Although some progress has been made Hollywood continues to have a representation problem — especially when it comes to behind the camera. Some of the industry's top-grossing films are lacking in female directors, and those involved in creating and starring in television and film productions have continued to fight for equality, especially when it concerns the gender pay gap. Now, thanks to the actions of Crazy Rich Asians co-writer Adele Lim, there's renewed attention on the continued pay disparity in Hollywood.

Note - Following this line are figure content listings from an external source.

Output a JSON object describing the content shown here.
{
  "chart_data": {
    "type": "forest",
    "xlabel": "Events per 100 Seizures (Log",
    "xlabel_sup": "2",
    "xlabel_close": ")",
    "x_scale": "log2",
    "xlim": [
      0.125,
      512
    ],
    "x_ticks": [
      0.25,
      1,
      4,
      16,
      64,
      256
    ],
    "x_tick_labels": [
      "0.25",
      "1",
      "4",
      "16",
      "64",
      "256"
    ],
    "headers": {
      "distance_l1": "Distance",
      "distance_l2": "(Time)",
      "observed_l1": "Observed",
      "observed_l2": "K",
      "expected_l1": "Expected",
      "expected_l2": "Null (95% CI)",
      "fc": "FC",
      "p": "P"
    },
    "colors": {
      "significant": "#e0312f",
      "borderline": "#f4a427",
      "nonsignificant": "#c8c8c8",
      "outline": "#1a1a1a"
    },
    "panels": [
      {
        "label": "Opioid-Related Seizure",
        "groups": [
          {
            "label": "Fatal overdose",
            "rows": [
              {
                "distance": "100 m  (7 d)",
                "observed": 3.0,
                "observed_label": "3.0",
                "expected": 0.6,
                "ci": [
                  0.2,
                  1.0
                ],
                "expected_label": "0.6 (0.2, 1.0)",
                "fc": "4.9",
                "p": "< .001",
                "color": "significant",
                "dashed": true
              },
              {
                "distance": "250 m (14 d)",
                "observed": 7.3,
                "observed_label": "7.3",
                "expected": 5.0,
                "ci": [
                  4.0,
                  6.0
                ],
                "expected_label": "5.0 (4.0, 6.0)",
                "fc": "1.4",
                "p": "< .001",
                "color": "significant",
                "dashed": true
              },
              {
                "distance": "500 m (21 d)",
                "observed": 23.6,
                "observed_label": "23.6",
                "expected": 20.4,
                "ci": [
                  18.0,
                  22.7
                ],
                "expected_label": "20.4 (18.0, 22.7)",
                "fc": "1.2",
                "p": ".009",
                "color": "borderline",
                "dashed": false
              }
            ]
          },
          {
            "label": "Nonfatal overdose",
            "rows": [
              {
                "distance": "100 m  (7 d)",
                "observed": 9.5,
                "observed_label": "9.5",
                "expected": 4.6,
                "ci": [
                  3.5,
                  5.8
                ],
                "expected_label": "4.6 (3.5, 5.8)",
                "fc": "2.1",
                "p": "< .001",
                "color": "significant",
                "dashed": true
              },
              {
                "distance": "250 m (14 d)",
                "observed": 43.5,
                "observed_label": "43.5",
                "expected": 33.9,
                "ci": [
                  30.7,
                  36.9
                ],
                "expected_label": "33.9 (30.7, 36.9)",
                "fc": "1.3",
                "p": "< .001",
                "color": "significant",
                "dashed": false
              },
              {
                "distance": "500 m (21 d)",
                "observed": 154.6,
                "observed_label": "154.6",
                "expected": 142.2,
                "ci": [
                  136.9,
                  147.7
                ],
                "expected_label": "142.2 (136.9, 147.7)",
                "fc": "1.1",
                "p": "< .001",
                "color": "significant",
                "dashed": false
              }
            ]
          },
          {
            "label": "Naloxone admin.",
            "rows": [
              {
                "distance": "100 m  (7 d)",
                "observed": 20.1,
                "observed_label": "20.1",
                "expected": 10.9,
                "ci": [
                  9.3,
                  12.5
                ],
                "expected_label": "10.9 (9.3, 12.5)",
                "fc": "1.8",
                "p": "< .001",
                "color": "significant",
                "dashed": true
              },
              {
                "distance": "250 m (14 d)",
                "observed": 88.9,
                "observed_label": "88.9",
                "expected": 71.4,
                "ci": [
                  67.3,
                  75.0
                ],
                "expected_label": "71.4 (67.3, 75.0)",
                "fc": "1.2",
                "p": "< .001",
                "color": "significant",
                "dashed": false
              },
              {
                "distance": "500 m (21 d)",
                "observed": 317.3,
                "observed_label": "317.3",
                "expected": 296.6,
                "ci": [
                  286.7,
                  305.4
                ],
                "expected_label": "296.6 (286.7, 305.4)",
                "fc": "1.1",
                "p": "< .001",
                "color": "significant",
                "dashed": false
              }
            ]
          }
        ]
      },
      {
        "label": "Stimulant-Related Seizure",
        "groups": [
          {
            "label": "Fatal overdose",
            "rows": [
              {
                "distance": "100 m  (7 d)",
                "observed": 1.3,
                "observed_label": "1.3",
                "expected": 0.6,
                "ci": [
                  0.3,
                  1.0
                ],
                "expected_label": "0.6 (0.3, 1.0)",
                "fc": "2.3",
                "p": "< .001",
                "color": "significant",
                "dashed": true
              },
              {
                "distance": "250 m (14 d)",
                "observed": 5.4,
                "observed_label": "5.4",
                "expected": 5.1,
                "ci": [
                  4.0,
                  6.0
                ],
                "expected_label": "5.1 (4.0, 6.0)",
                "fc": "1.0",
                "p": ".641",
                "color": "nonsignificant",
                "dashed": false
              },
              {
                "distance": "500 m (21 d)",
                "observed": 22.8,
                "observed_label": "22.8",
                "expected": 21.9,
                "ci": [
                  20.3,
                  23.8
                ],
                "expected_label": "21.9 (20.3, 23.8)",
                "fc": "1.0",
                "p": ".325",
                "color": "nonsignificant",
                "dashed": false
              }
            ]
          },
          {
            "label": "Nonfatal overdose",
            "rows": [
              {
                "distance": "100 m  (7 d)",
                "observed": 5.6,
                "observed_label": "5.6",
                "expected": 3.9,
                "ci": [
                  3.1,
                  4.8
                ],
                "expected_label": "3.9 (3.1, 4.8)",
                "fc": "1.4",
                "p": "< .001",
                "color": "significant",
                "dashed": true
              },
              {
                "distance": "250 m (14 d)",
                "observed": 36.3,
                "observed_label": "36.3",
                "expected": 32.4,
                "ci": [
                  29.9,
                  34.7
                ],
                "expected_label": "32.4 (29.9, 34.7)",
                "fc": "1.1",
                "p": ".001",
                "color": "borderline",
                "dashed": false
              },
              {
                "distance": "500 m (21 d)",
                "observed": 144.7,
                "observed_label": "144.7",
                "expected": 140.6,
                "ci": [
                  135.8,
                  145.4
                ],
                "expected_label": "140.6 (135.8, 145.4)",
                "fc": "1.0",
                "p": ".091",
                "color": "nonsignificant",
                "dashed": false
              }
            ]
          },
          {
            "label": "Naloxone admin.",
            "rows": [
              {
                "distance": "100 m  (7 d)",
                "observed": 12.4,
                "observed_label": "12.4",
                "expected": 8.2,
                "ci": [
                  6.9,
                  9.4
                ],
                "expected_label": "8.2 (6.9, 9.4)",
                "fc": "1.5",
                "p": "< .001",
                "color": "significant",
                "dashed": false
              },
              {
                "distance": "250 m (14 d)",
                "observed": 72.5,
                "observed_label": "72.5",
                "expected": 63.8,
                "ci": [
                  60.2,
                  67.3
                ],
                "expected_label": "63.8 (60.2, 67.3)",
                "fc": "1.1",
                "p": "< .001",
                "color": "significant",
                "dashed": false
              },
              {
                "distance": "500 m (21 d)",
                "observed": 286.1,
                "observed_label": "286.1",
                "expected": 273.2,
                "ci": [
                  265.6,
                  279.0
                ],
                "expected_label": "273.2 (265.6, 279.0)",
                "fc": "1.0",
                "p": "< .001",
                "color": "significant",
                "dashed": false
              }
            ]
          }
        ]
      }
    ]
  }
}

The Hollywood Reporter reports that Lim, who co-wrote the first Crazy Rich Asians movie, stepped down from her job on the film's planned sequel after she discovered that her male counterpart working on the film made a reported eight to ten times more than her. Lim did not confirm her pay with The Hollywood Reporter, but sources told the publication that first offers for Lim were $110,000-plus, while offers for her male co-writer, Peter Chiarelli, were $800,000 to $1 million.
"Being evaluated that way can't help but make you feel that is how they view my contributions," she told THR. She went on to say that Hollywood often uses women and people of color as "soy sauce," or people hired to only add details of cultural significance.

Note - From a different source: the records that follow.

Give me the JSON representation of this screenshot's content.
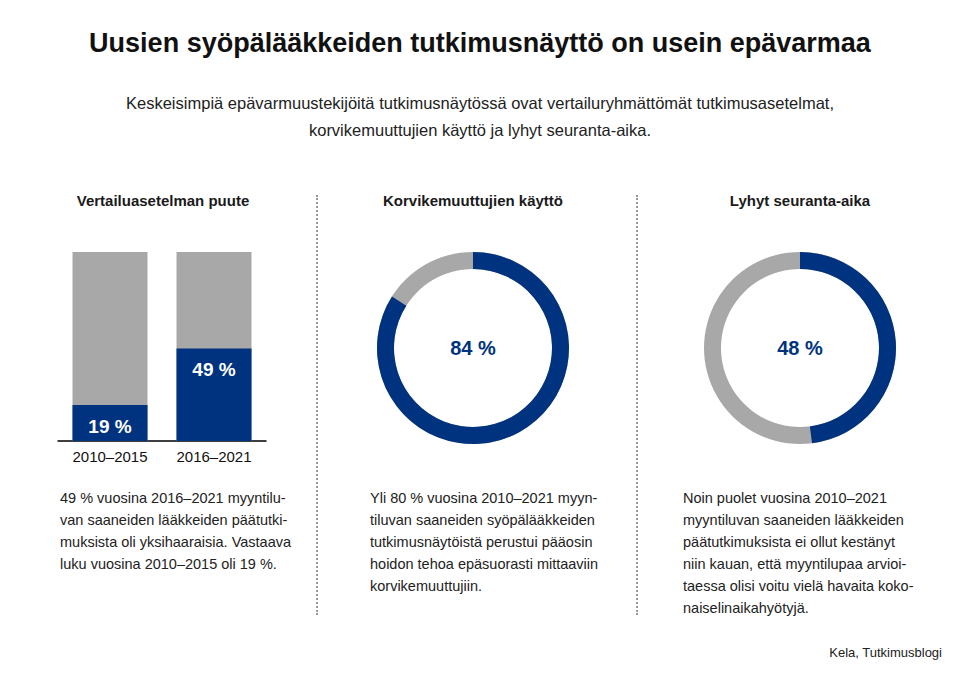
{
  "title": "Uusien syöpälääkkeiden tutkimusnäyttö on usein epävarmaa",
  "subtitle": [
    "Keskeisimpiä epävarmuustekijöitä tutkimusnäytössä ovat vertailuryhmättömät tutkimusasetelmat,",
    "korvikemuuttujien käyttö ja lyhyt seuranta-aika."
  ],
  "source": "Kela, Tutkimusblogi",
  "chart_data": [
    {
      "type": "bar",
      "title": "Vertailuasetelman puute",
      "categories": [
        "2010–2015",
        "2016–2021"
      ],
      "values": [
        19,
        49
      ],
      "value_labels": [
        "19 %",
        "49 %"
      ],
      "color": "#00337f",
      "ylim": [
        0,
        100
      ],
      "data_labels": true,
      "tick_labels": "x",
      "annotations": [
        "49 % vuosina 2016–2021 myyntilu-",
        "van saaneiden lääkkeiden päätutki-",
        "muksista oli yksihaaraisia. Vastaava",
        "luku vuosina 2010–2015 oli 19 %."
      ]
    },
    {
      "type": "gauge",
      "title": "Korvikemuuttujien käyttö",
      "values": [
        84
      ],
      "value_labels": [
        "84 %"
      ],
      "color": "#00337f",
      "ylim": [
        0,
        100
      ],
      "data_labels": true,
      "tick_labels": false,
      "annotations": [
        "Yli 80 % vuosina 2010–2021 myyn-",
        "tiluvan saaneiden syöpälääkkeiden",
        "tutkimusnäytöistä perustui pääosin",
        "hoidon tehoa epäsuorasti mittaaviin",
        "korvikemuuttujiin."
      ]
    },
    {
      "type": "gauge",
      "title": "Lyhyt seuranta-aika",
      "values": [
        48
      ],
      "value_labels": [
        "48 %"
      ],
      "color": "#00337f",
      "ylim": [
        0,
        100
      ],
      "data_labels": true,
      "tick_labels": false,
      "annotations": [
        "Noin puolet vuosina 2010–2021",
        "myyntiluvan saaneiden lääkkeiden",
        "päätutkimuksista ei ollut kestänyt",
        "niin kauan, että myyntilupaa arvioi-",
        "taessa olisi voitu vielä havaita koko-",
        "naiselinaikahyötyjä."
      ]
    }
  ]
}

As THR explained, Chiarelli, who's probably best known for writing the 2009 movie The Proposal, had been hired by Nina Jacobson and Brad Simpson of Color Force to adapt the book of the same name by Kevin Kwan. Lim later joined as a co-writer.
Lim reportedly made the decision to walk out on the sequel last fall. According to THR, the studio had attempted to find a replacement of Asian descent for the job for five months after Lim's departure, and when one wasn't found, a salary closer to Chiarelli's was offered to Lim. She declined.

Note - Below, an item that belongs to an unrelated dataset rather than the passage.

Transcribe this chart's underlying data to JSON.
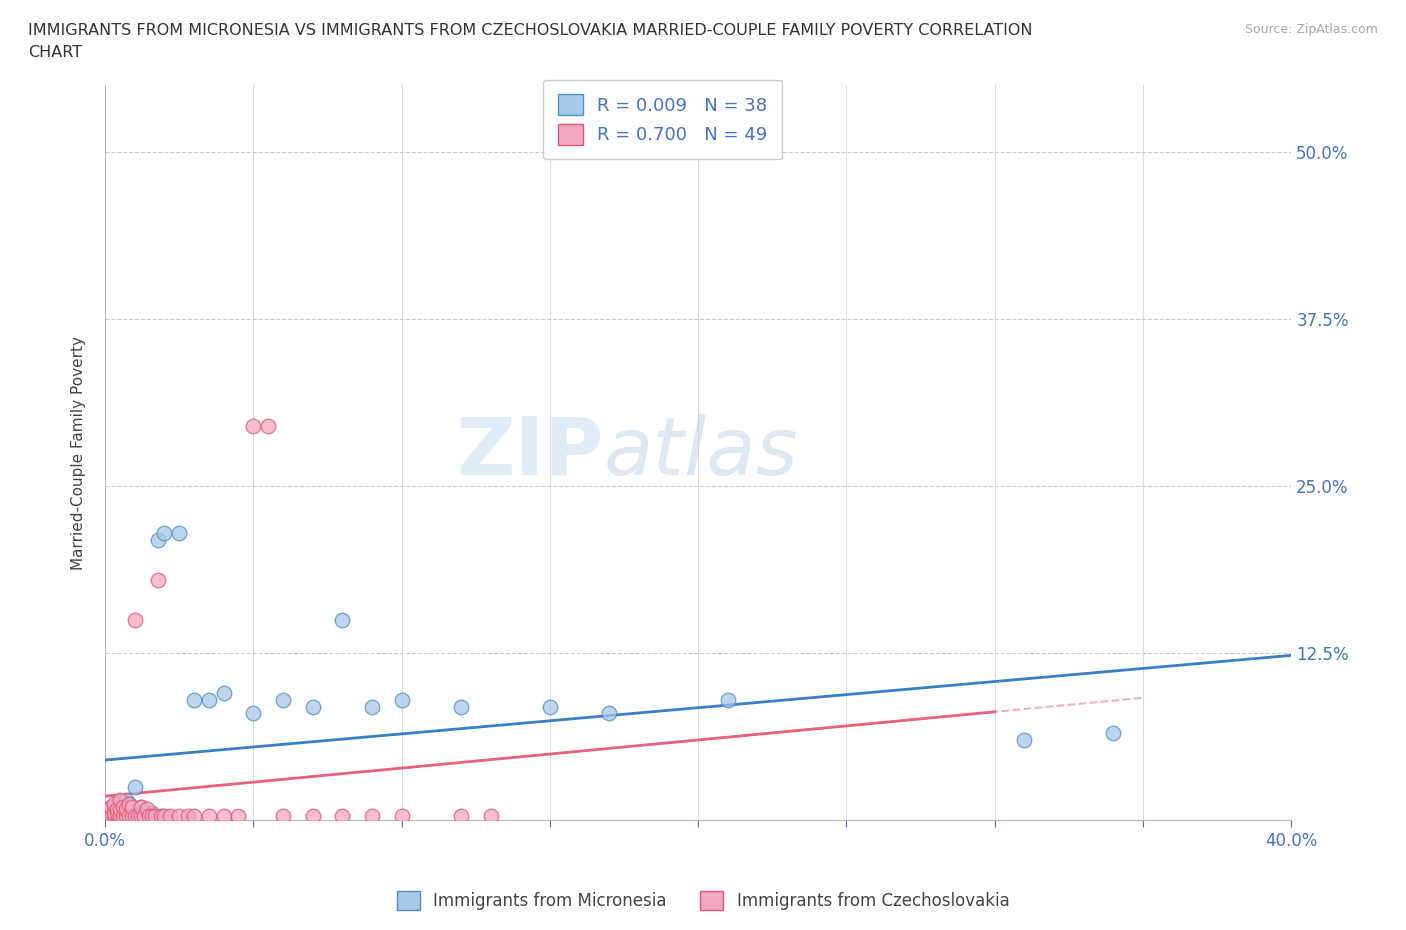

According to Lim, Chiarelli had offered to split his fee with her, but she declined. Lim told THR that Warner Brothers representatives, the studio responsible for Crazy Rich Asians had defended the offer, calling the salary an "industry-standard established ranges based on experience and that making an exception would set a troubling precedent in the business."
Lim told The Hollywood Reporter that she remained concerned about what other non-men working in the industry are being paid, saying, "Pete has been nothing but incredibly gracious, but what I make shouldn't be dependent on the generosity of the white-guy writer. If I couldn't get pay equity after CRA, I can't imagine what it would be like for anyone else, given that the standard for how much you're worth is having established quotes from previous movies, which women of color would never have been [hired for]. There's no realistic way to achieve true equity that way."
Teen Vogue has reached out to Warner Bros. for comment.